In Michigan, Grand Rapids Public Schools collects and analyzes data multiple times a month. Mel Atkins, who leads attendance efforts there, has found sharing that data widely can make a difference.
“I know you need the data to know where we’re going and how big the problem actually is,” he explains. “So we share the data with community partners, parents.”
Before the pandemic, he says his district used 8-foot leaderboards to display monthly attendance data. “It wasn’t always good, but what it did was spark a conversation.”
That data-driven program helped cut chronic absenteeism by more than half in his district. The pandemic hampered much of that progress, but Atkins says he and his team are focused on restarting those efforts, and getting back to a playbook they already know works.
Giving students a sense of belonging at school
Nearly every educator NPR spoke to for this story said they want to provide a school environment that gives students a sense of belonging – one that hopefully gets them back into the classroom.
“We want to provide environments where students want to be, so when they walk in the door, they feel safe and they say, ‘I’m welcome here and I want to learn,’ ” says Carlson of New Mexico.

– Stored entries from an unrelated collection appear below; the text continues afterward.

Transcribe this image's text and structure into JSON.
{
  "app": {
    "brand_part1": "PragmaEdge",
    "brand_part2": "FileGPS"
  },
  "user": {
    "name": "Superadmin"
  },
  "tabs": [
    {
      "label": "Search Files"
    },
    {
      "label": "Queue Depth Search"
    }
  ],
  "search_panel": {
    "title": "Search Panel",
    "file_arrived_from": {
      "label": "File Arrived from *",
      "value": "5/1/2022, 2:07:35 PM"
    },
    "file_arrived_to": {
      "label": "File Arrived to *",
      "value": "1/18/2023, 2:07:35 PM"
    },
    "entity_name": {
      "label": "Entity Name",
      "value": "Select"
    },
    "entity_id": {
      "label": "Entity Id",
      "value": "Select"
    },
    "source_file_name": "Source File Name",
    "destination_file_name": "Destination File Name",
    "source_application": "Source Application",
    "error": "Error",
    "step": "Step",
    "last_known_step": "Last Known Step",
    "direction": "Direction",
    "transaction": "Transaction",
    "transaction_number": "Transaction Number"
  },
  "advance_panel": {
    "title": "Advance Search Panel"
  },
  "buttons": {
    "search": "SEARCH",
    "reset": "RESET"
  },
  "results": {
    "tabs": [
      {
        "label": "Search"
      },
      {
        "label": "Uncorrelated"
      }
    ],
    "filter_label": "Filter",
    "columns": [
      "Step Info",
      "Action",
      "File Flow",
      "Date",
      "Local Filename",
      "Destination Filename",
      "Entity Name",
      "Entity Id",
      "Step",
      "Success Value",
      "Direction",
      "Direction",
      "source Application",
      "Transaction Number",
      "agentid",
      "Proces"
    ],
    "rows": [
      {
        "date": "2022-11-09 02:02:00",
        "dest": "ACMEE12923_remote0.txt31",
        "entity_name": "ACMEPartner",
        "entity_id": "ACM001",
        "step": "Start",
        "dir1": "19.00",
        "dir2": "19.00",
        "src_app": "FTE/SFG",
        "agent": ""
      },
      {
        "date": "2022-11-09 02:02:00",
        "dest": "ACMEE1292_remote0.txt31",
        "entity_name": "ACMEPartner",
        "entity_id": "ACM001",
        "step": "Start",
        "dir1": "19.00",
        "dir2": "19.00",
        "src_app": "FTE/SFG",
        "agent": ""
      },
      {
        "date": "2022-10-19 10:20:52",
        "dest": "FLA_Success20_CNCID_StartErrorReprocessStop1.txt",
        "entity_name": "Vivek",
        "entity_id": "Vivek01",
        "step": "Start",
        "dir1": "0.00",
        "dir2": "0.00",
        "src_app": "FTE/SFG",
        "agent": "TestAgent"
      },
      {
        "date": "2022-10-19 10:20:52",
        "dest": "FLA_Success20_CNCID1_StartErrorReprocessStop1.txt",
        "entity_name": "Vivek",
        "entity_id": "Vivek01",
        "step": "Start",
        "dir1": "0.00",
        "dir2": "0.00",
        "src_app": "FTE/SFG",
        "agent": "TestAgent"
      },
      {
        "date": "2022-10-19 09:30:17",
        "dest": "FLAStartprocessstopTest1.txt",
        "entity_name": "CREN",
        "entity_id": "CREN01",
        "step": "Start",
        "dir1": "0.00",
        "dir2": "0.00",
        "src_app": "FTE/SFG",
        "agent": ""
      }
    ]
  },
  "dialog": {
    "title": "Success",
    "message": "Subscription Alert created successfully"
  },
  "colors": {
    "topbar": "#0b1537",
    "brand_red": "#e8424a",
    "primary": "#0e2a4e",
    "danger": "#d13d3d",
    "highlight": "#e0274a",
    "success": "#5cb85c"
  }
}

One way to create environments where students want to be is to give them some say. At Brooklyn Center Middle and High School, just outside Minneapolis, students asked for more classes outside the traditional curriculum, and the school responded by offering two class periods a week in which students get to pick from classes like “Create Your Own Video Game,” “Art in the Garden” and “Dungeons and Dragons.”
Between December 2021 and December 2022, the school cut absenteeism by more than half. Principal Josh Fraser says his team hasn’t yet collected enough data to prove the new classes directly led to better attendance, but he says the vast majority of students have found a subject they identify with, and that has been key.

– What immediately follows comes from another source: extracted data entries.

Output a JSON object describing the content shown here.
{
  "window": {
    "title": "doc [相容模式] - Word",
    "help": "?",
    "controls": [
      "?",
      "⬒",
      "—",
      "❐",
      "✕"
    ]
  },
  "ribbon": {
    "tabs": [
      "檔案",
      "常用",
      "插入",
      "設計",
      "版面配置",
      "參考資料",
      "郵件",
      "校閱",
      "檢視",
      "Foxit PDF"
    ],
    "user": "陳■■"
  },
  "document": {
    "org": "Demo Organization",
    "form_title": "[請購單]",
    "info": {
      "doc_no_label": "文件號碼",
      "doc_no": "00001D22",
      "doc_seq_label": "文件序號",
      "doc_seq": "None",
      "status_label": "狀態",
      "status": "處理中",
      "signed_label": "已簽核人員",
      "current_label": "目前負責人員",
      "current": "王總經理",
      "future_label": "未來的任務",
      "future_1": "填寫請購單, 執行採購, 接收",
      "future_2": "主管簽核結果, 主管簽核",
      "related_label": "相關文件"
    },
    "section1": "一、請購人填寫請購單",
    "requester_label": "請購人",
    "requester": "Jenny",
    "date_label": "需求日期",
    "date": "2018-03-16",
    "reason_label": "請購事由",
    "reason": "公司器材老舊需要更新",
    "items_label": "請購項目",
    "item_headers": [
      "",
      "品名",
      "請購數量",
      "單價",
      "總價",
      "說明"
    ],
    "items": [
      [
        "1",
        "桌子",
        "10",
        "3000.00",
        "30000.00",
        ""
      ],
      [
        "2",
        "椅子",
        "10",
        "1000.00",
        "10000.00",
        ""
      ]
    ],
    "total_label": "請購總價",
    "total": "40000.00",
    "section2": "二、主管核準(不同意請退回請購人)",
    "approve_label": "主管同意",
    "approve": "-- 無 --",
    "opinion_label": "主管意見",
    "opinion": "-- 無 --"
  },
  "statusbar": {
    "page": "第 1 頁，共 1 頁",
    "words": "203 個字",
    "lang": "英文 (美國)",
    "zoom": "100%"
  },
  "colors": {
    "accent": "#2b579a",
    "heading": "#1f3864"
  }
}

“The value of students seeing the power and voice they have, and it actually reflecting in decisions that hugely impact their day-to-day…I think it’s something that creates belonging,” he says.
A sense of belonging has started to make a difference for Issac Moreno, in L.A. His middle school recently launched a new sports program, which he was eager to join.

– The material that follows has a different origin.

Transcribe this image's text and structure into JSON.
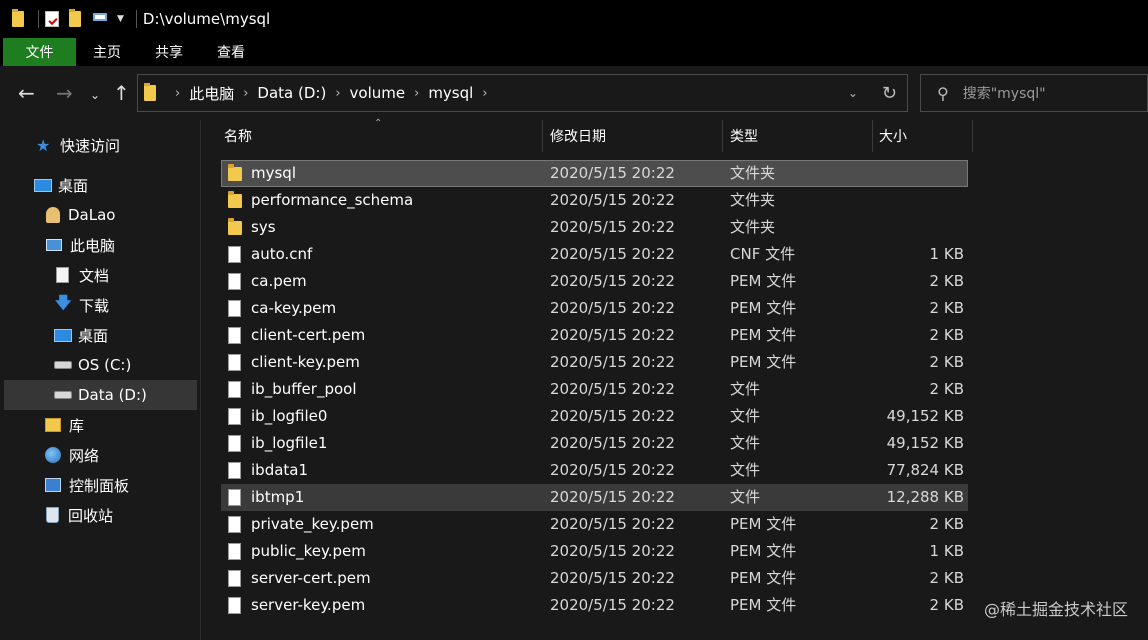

“That’s something that kind of made school fun again,” says Issac, in his L.A. Lakers jersey. He’s been playing basketball and says the “fun” parts of the school day have motivated him to show up more.
“I’m a very social person and I’m very glad that [at school] you can talk to people and just be a lot more active,” he says.
His mom says she’s seen a difference in Issac since the sports program opened up. “He’s playing basketball again, he now has friends…and it is giving him his life back.”
A life that’s starting to look much closer to normal.